The group_membership table contains user_id and group_id linking one user to one group.
I'd trying to get
#user.friends
to return users with common group_memberships using the group_id.
has_many :friends, :through => :group_memberships, :source => :group
Nothing I've tried works, but I'll chalk that up to my complete misunderstanding of the above code.
Unfortunately Rails doesn't let you nest has_many's more than 2 deep.. Forgetting about naming it friends for a moment (let's call it users instead), this would theoretically be what you'd want:
has_many :group_memberships
has_many :groups, :through => :group_memberships
has_many :users, :through => groups
Except that this doesn't work. If you try it you'll see this not-so-helpful error message which comes from this bit of code, specifically source_reflection.options[:through].nil?. That is, the through isn't allowed to have a through itself.
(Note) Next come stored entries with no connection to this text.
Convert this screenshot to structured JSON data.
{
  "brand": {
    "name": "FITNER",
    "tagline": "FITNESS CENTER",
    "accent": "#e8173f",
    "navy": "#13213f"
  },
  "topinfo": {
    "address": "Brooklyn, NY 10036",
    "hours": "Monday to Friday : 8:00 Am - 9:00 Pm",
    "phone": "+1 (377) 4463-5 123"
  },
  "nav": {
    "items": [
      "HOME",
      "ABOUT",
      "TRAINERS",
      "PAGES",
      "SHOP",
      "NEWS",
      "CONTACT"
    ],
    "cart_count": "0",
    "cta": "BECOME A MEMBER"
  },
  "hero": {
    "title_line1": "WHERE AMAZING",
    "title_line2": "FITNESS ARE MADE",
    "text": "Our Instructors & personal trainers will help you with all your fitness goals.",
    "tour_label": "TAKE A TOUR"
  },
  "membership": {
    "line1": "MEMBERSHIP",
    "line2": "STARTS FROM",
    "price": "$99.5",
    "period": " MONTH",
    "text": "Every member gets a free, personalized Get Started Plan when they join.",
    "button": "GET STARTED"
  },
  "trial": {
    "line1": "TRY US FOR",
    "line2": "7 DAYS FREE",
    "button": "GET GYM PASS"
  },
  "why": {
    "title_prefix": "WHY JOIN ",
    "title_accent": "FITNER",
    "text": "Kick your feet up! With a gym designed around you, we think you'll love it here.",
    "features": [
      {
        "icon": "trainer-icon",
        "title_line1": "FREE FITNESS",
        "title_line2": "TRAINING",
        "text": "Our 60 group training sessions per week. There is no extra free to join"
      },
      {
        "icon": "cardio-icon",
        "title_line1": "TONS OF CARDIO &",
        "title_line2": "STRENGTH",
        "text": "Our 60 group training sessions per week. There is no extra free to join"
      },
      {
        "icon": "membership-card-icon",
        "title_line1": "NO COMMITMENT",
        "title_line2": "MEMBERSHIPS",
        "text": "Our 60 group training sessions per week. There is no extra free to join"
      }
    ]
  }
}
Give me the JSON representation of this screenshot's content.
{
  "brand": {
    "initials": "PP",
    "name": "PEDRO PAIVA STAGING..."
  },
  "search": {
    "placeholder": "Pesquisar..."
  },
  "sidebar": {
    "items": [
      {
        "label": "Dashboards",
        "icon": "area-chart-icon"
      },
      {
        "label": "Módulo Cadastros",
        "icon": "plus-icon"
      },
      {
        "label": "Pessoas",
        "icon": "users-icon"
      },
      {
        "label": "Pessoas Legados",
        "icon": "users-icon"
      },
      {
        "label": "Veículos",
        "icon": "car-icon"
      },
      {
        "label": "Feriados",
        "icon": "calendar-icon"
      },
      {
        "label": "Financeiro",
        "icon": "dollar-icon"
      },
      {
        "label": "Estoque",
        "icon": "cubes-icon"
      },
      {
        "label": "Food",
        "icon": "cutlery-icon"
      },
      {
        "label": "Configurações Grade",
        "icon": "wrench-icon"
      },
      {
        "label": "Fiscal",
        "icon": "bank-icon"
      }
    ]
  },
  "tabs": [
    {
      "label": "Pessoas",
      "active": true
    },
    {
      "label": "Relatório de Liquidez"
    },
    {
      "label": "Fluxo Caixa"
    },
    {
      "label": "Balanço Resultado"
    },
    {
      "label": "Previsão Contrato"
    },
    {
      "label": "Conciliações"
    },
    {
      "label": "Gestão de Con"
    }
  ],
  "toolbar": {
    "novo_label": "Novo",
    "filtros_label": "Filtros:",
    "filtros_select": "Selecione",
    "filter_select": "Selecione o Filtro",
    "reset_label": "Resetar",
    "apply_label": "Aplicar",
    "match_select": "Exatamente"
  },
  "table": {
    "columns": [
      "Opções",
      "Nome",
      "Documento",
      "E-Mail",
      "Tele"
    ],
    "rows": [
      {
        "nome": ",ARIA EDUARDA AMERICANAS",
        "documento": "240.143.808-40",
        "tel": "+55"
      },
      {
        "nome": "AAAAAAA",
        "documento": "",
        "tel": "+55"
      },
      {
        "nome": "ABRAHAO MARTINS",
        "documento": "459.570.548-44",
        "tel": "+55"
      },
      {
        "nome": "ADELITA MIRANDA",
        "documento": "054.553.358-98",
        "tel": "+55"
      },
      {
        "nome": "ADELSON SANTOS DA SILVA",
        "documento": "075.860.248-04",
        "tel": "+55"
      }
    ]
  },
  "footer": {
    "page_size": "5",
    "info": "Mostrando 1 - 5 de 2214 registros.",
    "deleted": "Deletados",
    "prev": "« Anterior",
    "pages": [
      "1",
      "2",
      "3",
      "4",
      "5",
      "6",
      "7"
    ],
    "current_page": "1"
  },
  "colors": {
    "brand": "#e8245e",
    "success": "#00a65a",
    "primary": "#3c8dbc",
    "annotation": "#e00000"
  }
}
Instead, you may want to do something like this:
Solution 1
class User < ActiveRecord::Base
has_many :group_memberships
has_many :groups, :through => :group_memberships
def friends
groups.with_users.map(&:users).flatten.uniq.reject{|u| u == self}
end
end
class Group < ActiveRecord::Base
has_many :group_memberships
has_many :users, :through => :group_memberships
named_scope :with_users, :include => :users
end
Solution 2
Use the nested_has_many_through plugin that Radar mentioned. It looks like at least one fork of it on github has been updated to work on the latest Rails.
Solution 3 (just for kicks)
or, just for kicks, you could do it with one big SQL query:
class User < ActiveRecord::Base
has_many :group_memberships
has_many :groups, :through => :group_memberships
def friends
sql = <<-SQL
SELECT users.* FROM users, (
SELECT DISTINCT gm2.user_id AS user_id
FROM group_memberships gm, groups g, group_memberships gm2
WHERE gm.user_id = ? AND g.id = gm.group_id AND gm2.group_id = g.id AND gm2.user_id != ?
) AS user_ids
WHERE users.id = user_ids.user_id
SQL
User.find_by_sql([sql, id, id])
end
end
Use the nested_has_many_through plugin.